This is hell for a lot of ML containers, that have gigabytes of CUDA and PyTorch. Before at least you could keep your code contained to a layer. But if I understand this correctly every code revision duplicates gigabytes of the same damn bloated crap.

▲

spwa4 4 hours ago | parent [-]

If you have problems with 13 (I believe) GB of docker layers ... how do you deal with terabytes or petabytes of AI training data?

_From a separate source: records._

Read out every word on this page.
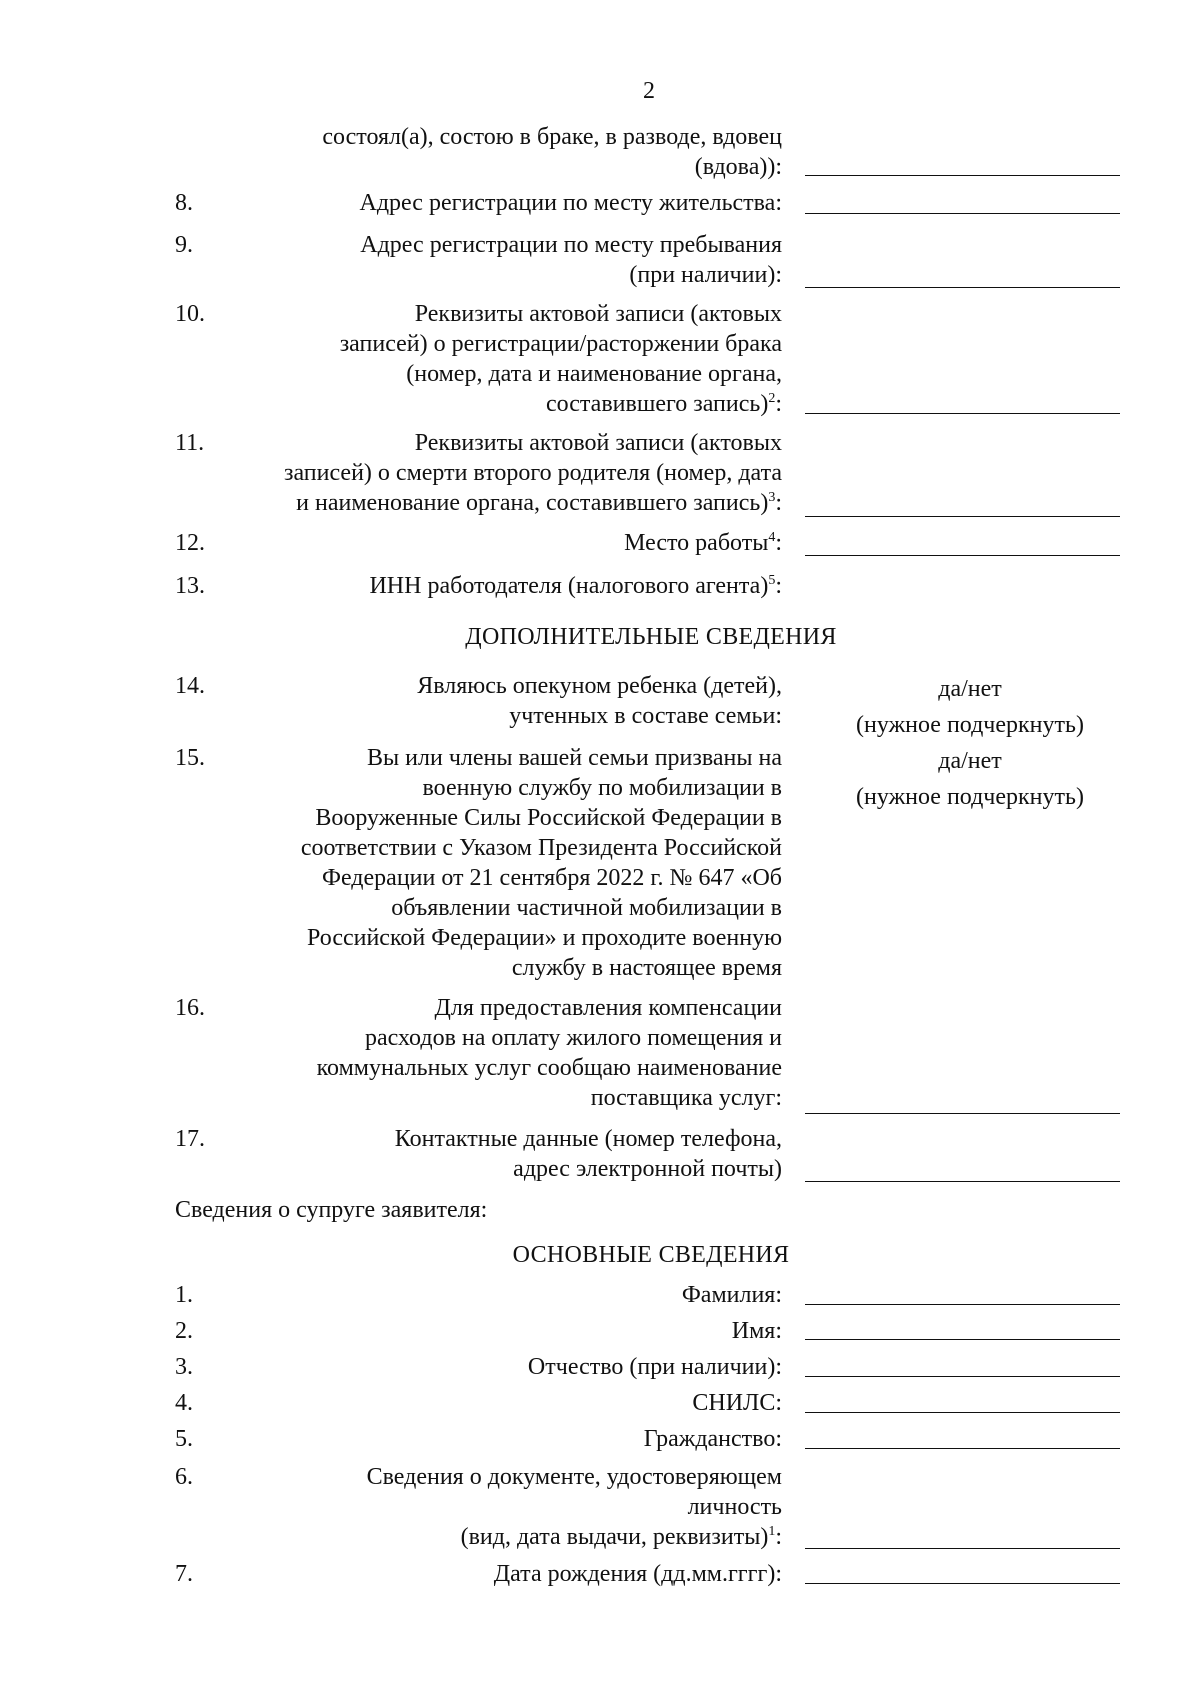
2
состоял(а), состою в браке, в разводе, вдовец
(вдова)):
8.	Адрес регистрации по месту жительства:
9.	Адрес регистрации по месту пребывания
(при наличии):
10.	Реквизиты актовой записи (актовых
записей) о регистрации/расторжении брака
(номер, дата и наименование органа,
составившего запись)$^2$:
11.	Реквизиты актовой записи (актовых
записей) о смерти второго родителя (номер, дата
и наименование органа, составившего запись)$^3$:
12.	Место работы$^4$:
13.	ИНН работодателя (налогового агента)$^5$:
ДОПОЛНИТЕЛЬНЫЕ СВЕДЕНИЯ
14.	Являюсь опекуном ребенка (детей),
учтенных в составе семьи:
да/нет
(нужное подчеркнуть)
15.	Вы или члены вашей семьи призваны на
военную службу по мобилизации в
Вооруженные Силы Российской Федерации в
соответствии с Указом Президента Российской
Федерации от 21 сентября 2022 г. № 647 «Об
объявлении частичной мобилизации в
Российской Федерации» и проходите военную
службу в настоящее время
да/нет
(нужное подчеркнуть)
16.	Для предоставления компенсации
расходов на оплату жилого помещения и
коммунальных услуг сообщаю наименование
поставщика услуг:
17.	Контактные данные (номер телефона,
адрес электронной почты)
Сведения о супруге заявителя:
ОСНОВНЫЕ СВЕДЕНИЯ
1.	Фамилия:
2.	Имя:
3.	Отчество (при наличии):
4.	СНИЛС:
5.	Гражданство:
6.	Сведения о документе, удостоверяющем
личность
(вид, дата выдачи, реквизиты)$^1$:
7.	Дата рождения (дд.мм.гггг):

	▲	epistasis 4 hours ago \| parent \| next [-]
		Petabytes of training data is only one application of PyTorch, which is going to use tens of thousands of containers, but... Inference, development cycles, any of the application domains of PyTorch that don't involve training frontier models... all of those are complicated by excessive container layers. But mostly dev really sucks with writing out an extra 10GB for a small code change.
	▲	StableAlkyne 4 hours ago \| parent \| prev \| next [-]
		You don't even need MB of training data for some ML applications. AI is the sexy thing nowadays, but neural networks (Torch is a NN library) are generally useful for even small regression and clarification problems. For some problems you might even be able to get away with single digit numbers of training points (classic example of this regime being Physics-Informed Neural Networks)
	▲	Normal_gaussian 4 hours ago \| parent \| prev \| next [-]
		the training data is on a separate drive; or the training data isn't that large for this use case; or they aren't training.
	▲	0cf8612b2e1e 2 hours ago \| parent \| prev [-]
		You don’t train petabytes on your laptop.